The viable alternatives that have been presented are (1) at-risk set-asides, (2) re-drawing the boundaries, and (3) choice sets.


Agreed. I think it would be worth it for Maury families opposed to the cluster to look at these options, think about how they would serve the goals the DME has outlined, consider how they would impact Maury and why they are preferable to a cluster, and finally: go to the town hall and make these arguments out loud to the DME.


I don't think we should discount (4) figuring out how to fix the issues at Miner.
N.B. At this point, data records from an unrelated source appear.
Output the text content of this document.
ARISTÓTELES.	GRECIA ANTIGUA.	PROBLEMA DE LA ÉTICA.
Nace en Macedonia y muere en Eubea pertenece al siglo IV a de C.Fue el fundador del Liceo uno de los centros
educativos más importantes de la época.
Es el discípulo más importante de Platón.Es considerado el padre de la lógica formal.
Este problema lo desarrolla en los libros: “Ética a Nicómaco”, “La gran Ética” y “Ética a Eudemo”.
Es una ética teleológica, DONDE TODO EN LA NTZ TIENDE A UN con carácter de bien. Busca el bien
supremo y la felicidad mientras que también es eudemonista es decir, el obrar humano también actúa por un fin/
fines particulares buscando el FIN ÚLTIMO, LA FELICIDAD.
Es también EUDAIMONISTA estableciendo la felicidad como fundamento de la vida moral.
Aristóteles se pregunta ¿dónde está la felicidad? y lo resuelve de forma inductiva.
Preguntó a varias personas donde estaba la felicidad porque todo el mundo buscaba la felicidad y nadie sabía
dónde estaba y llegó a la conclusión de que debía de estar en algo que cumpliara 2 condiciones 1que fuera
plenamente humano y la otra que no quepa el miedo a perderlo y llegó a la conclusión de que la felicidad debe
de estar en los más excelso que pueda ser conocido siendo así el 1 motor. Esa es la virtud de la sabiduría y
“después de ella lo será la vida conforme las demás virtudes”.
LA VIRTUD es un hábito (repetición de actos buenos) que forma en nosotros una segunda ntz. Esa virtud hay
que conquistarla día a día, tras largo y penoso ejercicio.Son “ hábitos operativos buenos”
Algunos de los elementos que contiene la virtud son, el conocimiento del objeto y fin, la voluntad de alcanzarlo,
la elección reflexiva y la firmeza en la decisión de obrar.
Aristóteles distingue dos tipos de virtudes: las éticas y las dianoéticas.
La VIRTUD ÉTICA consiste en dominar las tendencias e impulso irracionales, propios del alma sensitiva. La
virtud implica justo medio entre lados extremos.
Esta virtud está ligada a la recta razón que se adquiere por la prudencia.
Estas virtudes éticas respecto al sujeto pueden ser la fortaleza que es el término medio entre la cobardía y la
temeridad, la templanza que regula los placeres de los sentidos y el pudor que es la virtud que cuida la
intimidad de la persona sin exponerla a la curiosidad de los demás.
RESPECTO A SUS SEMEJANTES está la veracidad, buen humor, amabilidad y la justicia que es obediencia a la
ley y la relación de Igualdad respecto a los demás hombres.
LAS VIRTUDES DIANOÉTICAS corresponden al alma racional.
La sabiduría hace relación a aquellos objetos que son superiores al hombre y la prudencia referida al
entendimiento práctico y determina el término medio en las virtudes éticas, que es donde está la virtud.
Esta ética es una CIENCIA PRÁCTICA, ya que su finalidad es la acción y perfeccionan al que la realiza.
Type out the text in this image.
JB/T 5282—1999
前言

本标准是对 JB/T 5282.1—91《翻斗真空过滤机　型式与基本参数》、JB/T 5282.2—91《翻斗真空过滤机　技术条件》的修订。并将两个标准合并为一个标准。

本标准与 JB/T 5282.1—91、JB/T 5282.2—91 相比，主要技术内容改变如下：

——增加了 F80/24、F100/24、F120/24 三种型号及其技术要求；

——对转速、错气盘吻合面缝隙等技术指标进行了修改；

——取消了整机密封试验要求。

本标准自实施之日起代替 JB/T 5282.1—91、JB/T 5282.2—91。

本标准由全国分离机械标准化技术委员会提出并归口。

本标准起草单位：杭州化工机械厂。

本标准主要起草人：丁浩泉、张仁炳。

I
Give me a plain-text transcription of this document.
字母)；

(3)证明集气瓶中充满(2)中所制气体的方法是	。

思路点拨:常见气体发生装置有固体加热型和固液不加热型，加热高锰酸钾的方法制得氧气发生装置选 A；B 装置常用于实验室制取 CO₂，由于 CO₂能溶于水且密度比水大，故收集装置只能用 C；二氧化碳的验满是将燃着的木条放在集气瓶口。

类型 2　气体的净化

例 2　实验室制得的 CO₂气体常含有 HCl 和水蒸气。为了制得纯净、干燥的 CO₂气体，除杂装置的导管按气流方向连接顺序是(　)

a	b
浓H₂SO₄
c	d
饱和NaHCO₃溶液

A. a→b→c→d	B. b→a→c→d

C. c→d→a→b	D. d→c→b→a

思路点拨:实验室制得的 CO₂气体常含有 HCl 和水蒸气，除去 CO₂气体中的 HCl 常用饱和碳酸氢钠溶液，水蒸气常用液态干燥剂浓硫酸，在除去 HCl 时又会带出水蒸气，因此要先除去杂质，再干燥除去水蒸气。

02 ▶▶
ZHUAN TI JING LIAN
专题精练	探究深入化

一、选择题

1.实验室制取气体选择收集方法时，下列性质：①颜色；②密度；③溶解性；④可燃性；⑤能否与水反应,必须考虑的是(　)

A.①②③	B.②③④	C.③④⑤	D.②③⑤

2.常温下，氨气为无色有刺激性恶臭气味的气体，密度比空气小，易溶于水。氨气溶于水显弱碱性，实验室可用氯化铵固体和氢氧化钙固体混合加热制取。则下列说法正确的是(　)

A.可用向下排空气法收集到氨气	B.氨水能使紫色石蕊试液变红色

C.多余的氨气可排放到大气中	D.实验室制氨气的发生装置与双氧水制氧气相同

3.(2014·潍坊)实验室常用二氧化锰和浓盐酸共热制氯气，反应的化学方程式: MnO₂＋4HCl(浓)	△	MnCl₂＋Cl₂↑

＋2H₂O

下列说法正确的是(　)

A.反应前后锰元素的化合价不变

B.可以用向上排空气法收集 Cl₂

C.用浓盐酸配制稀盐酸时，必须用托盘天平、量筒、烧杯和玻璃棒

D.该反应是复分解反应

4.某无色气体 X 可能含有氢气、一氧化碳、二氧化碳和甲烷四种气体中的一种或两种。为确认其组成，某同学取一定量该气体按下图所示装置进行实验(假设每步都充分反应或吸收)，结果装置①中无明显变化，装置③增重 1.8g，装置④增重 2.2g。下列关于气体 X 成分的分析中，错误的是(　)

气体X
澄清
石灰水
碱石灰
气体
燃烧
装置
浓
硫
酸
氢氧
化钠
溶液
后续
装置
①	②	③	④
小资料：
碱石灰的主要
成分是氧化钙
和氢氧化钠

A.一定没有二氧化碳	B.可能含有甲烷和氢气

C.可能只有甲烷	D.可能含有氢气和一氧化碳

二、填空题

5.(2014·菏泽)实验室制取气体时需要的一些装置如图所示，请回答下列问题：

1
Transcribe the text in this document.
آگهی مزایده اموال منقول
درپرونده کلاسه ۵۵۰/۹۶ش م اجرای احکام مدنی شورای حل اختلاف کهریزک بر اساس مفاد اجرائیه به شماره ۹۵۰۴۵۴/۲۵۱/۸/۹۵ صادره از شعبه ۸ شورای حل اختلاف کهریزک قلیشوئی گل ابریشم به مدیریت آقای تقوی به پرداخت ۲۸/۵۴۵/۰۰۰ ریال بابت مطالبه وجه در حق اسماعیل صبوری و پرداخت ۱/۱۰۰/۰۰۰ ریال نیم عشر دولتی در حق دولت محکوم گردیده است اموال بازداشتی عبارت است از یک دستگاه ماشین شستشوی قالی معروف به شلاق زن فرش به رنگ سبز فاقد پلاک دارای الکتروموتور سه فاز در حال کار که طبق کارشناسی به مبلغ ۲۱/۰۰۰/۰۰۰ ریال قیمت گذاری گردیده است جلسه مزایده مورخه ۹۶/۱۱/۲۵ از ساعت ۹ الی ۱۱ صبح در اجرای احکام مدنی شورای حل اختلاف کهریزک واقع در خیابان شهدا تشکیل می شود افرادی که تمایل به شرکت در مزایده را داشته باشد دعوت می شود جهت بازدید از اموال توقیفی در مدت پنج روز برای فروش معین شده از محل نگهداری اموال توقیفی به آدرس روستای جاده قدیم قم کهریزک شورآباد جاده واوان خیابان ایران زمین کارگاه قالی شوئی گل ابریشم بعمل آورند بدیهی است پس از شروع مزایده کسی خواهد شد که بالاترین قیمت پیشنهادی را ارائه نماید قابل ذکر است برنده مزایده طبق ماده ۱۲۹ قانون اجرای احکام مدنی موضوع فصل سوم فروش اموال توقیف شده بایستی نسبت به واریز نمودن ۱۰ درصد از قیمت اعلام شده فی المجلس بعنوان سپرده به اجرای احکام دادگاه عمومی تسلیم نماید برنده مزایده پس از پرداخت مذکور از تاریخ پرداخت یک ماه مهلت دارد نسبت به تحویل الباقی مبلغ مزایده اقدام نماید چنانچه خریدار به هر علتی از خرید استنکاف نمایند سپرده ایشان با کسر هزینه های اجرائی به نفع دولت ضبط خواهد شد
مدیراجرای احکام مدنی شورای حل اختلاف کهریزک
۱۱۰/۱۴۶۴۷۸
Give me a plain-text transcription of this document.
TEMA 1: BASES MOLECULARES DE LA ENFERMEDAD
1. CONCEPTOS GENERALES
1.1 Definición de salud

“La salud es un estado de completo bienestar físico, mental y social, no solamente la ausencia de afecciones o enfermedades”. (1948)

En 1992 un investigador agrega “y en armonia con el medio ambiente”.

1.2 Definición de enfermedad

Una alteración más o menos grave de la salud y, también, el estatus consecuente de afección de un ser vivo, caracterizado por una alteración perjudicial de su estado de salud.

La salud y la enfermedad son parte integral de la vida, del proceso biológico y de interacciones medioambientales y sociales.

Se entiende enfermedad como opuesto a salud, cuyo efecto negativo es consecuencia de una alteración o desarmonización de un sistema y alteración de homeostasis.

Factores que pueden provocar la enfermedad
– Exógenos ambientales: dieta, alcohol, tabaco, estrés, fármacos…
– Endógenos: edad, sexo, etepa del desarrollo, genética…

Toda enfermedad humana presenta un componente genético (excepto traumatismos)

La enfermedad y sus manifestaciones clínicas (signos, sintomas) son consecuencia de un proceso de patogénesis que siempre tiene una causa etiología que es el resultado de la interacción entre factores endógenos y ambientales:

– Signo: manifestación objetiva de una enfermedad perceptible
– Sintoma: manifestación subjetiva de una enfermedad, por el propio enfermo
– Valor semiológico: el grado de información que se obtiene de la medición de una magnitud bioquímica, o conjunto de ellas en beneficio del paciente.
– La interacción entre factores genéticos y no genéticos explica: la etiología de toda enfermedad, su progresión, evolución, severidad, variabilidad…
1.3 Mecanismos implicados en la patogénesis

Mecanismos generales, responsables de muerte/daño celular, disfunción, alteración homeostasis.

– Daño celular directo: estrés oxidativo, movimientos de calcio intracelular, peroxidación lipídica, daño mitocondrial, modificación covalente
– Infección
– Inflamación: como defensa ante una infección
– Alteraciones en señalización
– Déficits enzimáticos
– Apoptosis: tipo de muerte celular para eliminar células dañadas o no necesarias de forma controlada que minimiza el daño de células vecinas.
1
Fundamentally, options that draw kids (who have the resources/interest to attend elsewhere) away from the school make it harder to improve the school, and all of the kids in that boundary deserve a Miner that works a lot better than it does now. As someone pointed out earlier, Miner significantly underperforms expectations even considering its at-risk percentage, and there are DCPS schools right here in DC who have similar at-risk populations (albeit perhaps with other unknown differences) and much better outcomes. Nationwide, there are plenty of high-performing high-poverty schools. If we just throw up our hands and say, well the kids can go elsewhere if they don't like it, we will never get to the root of the problem.


Step 1: hire a principal who isn’t spending all day going to pound town with a staff member.
Anonymous
Anonymous wrote:There are many valid reasons to oppose the cluster but commute times are not one of them - the two schools are literally like 5 blocks apart straight down Tennessee Ave. 10 min walk, 3 min drive.


You do know that (1) during morning drop off it’s actually a shitshow in the neighborhood and (2) you don’t just have to drive there, you have to park, get your kid out, get their backpack out, walk them in, walk back to your car, etc.
Anonymous
Anonymous wrote:
Anonymous wrote:
Anonymous wrote:
Anonymous wrote:
Anonymous wrote:There are many valid reasons to oppose the cluster but commute times are not one of them - the two schools are literally like 5 blocks apart straight down Tennessee Ave. 10 min walk, 3 min drive.


The fact you are conceiving of it as a drive is part of the problem.


Lol people like you are not helping the cause with trying to make dumb semantic points. He said 10 min walk. It is also a 3min bike if you'd prefer to say that.


My point wasn’t semantic. Most Maury families drop off on foot. Yes, it’s not a long drive; no, most Maury families don’t want to drive to school nor could the infrastructure around Maury support that.


The point is that people saying they can't be inconvenienced to walk 10 extra minutes (yeah I know, 10 minutes each way) are coming off as extremely entitled and are not helping the Maury cause by distracting from the real issues


It is more than 10 minutes to walk to Miner with my pre-k kid. Plus it's having to make two drop offs/pick ups instead of one for families with more than one kid. People have explained this over and over. But the actual point is that we've seen no evidence that the proposed cluster would improve academic outcomes such that it might justify these logistical burdens.